Another from our European adventure. 

D800, 24-70 f/2.8 @ f/5, 1/100sec, ISO100, 6 shot vertical panorama


----------



## Designer (Nov 30, 2016)

Outstanding shot!  

"Big Ben" is the hour bell in the clock tower.


----------



## crimbfighter (Nov 30, 2016)

Designer said:


> Outstanding shot!
> 
> "Big Ben" is the hour bell in the clock tower.


Thanks! Perhaps I should rename it then to "Might Big Ben Hidden Inside the Mighty Clock Tower"


----------



## tirediron (Nov 30, 2016)

crimbfighter said:


> Designer said:
> 
> 
> > Outstanding shot!
> ...


Or simply, "Elizabeth Tower"?


----------



## crimbfighter (Nov 30, 2016)

tirediron said:


> crimbfighter said:
> 
> 
> > Designer said:
> ...


I must admit, if that's the formal name, I had no idea....


----------



## petrochemist (Nov 30, 2016)

crimbfighter said:


> tirediron said:
> 
> 
> > crimbfighter said:
> ...



I wouldn't worry too much many travel books seem to get it wrong too!


----------



## tirediron (Nov 30, 2016)

petrochemist said:


> I wouldn't worry too much many travel books seem to get it wrong too!


True, but it's much more difficult to taunt the absent author of some travel book that one has purchased second-hand from a flea-market; @crimbfighter on the other hand is readily available and makes an excellent target!


----------



## Designer (Nov 30, 2016)

crimbfighter said:


> I must admit, if that's the formal name, I had no idea....

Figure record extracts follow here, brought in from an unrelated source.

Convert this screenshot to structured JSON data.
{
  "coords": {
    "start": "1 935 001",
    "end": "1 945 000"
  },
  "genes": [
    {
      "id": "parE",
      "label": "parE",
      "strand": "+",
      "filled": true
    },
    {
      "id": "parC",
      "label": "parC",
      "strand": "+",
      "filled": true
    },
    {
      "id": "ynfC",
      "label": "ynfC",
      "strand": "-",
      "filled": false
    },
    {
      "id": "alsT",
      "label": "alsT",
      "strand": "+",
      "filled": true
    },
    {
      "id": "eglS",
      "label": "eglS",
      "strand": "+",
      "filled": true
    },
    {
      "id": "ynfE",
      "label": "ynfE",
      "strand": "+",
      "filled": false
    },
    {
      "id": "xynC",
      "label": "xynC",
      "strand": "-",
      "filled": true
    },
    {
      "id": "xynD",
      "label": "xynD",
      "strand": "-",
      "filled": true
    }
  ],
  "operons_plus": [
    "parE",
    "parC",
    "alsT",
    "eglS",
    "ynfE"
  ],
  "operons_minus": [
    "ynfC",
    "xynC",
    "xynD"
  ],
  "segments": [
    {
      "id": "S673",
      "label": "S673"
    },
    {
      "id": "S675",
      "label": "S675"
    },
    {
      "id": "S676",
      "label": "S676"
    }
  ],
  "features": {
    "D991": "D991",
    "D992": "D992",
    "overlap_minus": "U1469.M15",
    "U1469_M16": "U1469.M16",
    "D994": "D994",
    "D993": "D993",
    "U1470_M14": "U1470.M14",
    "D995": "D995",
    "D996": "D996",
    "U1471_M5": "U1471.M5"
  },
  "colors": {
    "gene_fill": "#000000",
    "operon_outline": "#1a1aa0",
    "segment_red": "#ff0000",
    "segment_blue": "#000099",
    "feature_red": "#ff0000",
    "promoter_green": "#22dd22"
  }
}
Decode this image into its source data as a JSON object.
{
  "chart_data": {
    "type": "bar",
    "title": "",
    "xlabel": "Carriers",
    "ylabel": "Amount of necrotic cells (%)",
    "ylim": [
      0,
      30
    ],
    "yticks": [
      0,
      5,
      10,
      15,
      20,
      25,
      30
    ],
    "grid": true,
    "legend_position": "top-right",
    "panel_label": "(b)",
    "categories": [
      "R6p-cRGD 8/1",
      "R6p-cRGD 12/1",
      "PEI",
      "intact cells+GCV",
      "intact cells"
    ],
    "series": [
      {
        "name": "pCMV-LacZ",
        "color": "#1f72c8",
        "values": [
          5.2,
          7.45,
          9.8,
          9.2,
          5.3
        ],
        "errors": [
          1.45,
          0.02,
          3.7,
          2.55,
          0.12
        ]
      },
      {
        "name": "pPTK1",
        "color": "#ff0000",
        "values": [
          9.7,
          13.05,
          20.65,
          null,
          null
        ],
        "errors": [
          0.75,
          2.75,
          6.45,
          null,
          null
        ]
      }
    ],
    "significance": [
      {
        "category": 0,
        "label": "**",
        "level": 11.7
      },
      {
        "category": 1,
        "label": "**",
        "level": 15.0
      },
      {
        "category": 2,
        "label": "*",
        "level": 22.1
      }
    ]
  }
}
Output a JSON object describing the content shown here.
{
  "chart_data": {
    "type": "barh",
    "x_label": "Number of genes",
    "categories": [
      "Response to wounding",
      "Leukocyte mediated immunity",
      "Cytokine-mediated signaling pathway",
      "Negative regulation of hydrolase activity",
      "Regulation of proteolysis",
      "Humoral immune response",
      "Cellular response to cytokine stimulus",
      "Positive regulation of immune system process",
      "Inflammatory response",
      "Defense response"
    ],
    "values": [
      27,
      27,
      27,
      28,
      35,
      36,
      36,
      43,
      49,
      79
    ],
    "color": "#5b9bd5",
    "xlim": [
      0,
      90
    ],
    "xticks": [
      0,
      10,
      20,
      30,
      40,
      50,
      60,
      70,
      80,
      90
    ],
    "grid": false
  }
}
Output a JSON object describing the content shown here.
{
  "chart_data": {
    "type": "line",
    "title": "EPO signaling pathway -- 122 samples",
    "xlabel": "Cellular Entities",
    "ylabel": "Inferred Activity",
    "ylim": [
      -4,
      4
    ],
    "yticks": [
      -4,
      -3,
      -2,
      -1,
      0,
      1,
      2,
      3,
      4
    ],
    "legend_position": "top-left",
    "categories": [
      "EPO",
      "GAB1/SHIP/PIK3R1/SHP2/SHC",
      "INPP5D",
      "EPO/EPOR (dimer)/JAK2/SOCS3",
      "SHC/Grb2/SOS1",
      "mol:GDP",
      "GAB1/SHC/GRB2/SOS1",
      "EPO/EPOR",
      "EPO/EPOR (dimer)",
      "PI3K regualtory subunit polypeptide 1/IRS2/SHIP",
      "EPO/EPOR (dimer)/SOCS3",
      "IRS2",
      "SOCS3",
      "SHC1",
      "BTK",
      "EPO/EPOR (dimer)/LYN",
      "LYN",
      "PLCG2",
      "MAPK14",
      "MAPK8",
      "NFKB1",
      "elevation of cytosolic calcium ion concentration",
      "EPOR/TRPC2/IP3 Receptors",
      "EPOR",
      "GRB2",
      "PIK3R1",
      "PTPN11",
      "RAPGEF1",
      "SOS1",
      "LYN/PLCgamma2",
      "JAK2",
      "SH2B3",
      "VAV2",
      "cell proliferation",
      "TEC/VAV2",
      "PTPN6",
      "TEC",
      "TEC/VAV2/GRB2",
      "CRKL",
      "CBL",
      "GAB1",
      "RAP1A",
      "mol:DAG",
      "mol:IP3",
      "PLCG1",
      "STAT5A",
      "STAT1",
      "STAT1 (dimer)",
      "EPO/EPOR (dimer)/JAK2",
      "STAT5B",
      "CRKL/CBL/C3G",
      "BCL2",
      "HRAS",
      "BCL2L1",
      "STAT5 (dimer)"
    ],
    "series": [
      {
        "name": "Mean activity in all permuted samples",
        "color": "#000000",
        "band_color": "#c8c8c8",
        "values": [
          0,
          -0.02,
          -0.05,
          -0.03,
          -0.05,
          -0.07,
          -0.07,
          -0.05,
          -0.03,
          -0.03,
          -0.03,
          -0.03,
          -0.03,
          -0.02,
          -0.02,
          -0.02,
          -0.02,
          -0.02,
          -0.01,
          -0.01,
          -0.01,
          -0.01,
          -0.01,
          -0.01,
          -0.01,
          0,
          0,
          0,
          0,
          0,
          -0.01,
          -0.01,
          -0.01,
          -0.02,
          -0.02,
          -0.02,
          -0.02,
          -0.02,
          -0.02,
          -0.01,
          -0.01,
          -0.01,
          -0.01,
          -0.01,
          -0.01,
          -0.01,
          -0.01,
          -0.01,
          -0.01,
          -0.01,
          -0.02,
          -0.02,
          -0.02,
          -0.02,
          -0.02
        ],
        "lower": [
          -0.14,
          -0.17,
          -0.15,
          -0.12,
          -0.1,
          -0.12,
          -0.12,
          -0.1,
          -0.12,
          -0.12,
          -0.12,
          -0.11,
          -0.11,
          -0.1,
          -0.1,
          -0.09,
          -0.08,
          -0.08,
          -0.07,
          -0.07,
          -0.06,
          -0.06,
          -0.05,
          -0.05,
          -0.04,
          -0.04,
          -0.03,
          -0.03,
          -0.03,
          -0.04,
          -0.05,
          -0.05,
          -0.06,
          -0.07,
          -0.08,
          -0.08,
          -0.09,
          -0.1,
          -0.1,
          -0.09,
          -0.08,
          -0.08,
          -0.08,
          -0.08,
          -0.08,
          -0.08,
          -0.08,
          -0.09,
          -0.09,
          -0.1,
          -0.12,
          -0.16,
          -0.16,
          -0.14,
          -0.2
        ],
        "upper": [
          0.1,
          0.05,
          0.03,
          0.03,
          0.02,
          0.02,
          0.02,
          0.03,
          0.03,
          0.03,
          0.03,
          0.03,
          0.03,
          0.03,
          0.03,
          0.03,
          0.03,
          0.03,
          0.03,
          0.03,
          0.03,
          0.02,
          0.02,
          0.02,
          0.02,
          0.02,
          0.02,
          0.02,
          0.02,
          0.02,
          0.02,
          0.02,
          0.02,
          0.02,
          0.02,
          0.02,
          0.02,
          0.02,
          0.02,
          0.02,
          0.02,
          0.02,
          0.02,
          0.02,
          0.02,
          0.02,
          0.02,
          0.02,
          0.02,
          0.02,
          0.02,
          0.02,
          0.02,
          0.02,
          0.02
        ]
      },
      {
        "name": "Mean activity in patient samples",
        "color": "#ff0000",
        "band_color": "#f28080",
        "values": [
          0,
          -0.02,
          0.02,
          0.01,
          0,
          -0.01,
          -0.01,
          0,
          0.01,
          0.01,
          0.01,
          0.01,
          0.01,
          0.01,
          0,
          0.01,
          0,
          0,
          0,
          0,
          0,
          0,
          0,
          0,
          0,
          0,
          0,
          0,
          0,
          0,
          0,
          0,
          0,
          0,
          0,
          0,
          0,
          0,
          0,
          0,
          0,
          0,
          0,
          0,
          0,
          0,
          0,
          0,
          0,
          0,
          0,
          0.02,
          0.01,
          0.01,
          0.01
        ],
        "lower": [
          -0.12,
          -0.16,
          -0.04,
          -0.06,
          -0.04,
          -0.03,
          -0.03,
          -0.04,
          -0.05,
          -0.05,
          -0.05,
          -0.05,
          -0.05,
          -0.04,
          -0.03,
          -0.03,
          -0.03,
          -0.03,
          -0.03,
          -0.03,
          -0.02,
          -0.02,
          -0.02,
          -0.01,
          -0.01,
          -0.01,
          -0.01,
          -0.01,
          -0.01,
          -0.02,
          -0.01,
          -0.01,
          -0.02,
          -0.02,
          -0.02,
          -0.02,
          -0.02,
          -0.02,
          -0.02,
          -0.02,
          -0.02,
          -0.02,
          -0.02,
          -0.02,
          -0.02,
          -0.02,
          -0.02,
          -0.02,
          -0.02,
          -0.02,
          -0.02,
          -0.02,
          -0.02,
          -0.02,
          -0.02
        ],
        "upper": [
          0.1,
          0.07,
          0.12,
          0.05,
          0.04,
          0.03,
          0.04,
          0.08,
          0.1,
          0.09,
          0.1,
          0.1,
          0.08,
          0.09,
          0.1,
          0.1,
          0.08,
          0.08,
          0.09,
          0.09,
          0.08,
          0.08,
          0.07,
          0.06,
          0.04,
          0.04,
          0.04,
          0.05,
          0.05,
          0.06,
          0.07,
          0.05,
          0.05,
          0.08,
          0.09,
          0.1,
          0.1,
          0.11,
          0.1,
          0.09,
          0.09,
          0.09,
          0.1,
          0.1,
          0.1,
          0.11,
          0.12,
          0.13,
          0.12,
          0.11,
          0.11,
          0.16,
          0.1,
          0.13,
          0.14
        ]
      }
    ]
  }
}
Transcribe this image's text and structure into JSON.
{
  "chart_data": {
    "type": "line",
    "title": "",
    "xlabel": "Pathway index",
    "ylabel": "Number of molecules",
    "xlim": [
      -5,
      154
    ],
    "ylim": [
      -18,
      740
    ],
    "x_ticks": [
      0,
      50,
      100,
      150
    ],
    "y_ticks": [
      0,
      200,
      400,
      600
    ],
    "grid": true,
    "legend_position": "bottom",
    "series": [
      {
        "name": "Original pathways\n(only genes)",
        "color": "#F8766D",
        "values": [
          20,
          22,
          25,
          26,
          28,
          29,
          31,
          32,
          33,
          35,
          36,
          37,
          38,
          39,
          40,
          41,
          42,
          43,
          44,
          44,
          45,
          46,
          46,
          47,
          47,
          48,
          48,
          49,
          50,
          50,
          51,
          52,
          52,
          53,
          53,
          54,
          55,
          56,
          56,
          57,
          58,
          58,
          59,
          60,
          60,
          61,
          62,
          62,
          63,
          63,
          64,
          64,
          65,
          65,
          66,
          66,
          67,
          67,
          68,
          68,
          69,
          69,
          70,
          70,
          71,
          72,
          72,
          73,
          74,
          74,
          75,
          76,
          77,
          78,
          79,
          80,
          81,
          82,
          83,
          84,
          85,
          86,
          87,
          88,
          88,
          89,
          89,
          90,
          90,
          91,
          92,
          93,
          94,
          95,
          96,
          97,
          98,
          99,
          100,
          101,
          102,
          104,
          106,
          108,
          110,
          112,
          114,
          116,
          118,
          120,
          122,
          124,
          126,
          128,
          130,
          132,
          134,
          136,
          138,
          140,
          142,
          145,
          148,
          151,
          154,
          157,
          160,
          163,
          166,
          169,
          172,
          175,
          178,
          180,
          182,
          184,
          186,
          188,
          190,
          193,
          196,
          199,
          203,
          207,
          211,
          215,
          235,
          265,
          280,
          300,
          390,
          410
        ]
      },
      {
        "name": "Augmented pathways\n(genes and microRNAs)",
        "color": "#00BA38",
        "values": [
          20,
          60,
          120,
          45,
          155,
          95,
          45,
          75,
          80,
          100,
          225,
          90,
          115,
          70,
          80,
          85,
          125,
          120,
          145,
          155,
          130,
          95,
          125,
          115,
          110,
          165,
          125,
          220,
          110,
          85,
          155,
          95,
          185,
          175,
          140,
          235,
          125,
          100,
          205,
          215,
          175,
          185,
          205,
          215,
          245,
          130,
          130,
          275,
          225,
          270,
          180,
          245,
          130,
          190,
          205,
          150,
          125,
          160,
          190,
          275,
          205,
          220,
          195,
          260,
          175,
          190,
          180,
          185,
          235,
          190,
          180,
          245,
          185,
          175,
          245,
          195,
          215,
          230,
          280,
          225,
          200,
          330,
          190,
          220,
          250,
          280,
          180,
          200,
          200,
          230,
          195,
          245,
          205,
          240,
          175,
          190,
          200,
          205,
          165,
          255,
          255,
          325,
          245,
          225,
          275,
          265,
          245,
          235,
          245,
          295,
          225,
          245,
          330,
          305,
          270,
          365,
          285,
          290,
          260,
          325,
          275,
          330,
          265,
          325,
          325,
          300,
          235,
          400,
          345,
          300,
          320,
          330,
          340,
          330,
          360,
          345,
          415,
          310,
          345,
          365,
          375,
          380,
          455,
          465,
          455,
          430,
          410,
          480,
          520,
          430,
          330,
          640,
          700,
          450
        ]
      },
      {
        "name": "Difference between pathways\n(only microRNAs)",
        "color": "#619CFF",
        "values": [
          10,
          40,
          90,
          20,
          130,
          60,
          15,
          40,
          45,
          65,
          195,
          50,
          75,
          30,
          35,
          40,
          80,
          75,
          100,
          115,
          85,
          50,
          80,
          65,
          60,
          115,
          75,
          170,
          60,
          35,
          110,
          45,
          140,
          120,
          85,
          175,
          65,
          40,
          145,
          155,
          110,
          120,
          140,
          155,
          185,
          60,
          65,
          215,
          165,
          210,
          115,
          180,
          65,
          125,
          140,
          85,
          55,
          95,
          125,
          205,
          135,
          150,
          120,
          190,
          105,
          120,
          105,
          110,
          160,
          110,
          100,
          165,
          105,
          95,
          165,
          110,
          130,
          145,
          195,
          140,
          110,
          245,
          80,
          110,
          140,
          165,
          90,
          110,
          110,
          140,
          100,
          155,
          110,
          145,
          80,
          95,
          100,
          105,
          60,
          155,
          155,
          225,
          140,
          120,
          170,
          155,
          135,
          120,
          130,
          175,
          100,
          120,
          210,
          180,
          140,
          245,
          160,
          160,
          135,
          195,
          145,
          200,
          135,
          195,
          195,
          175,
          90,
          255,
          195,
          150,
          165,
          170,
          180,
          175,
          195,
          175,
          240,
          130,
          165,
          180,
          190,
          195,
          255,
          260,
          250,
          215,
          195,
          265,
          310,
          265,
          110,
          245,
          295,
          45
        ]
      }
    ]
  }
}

As a quaint custom among bell aficionados is that they usually assign names to individual bells.  Each bell therefore has a name.  Ben is big, therefore he is known as Big Ben.


----------



## SquarePeg (Nov 30, 2016)

It's giving me vertigo!  Love it.  Going to nominate for POTM.   Great sky, interesting perspective, nice conversion.


----------



## crimbfighter (Nov 30, 2016)

tirediron said:


> petrochemist said:
> 
> 
> > I wouldn't worry too much many travel books seem to get it wrong too!
> ...


Well, being large I do make a big target. Can't argue with that one...



Designer said:


> crimbfighter said:
> 
> 
> > I must admit, if that's the formal name, I had no idea....
> ...


Interesting! I'll have to start naming my bells! Oh wait, I don't have any bells...


SquarePeg said:


> It's giving me vertigo!  Love it.  Going to nominate for POTM.   Great sky, interesting perspective, nice conversion.


Wow, thaks!


----------



## crimbfighter (Nov 30, 2016)

Wait wait, I just realized this. So Big Ben in inside Elizabeth?


----------



## FITBMX (Dec 2, 2016)

Wonderful shot!


----------



## crimbfighter (Dec 2, 2016)

FITBMX said:


> Wonderful shot!


Thanks!


----------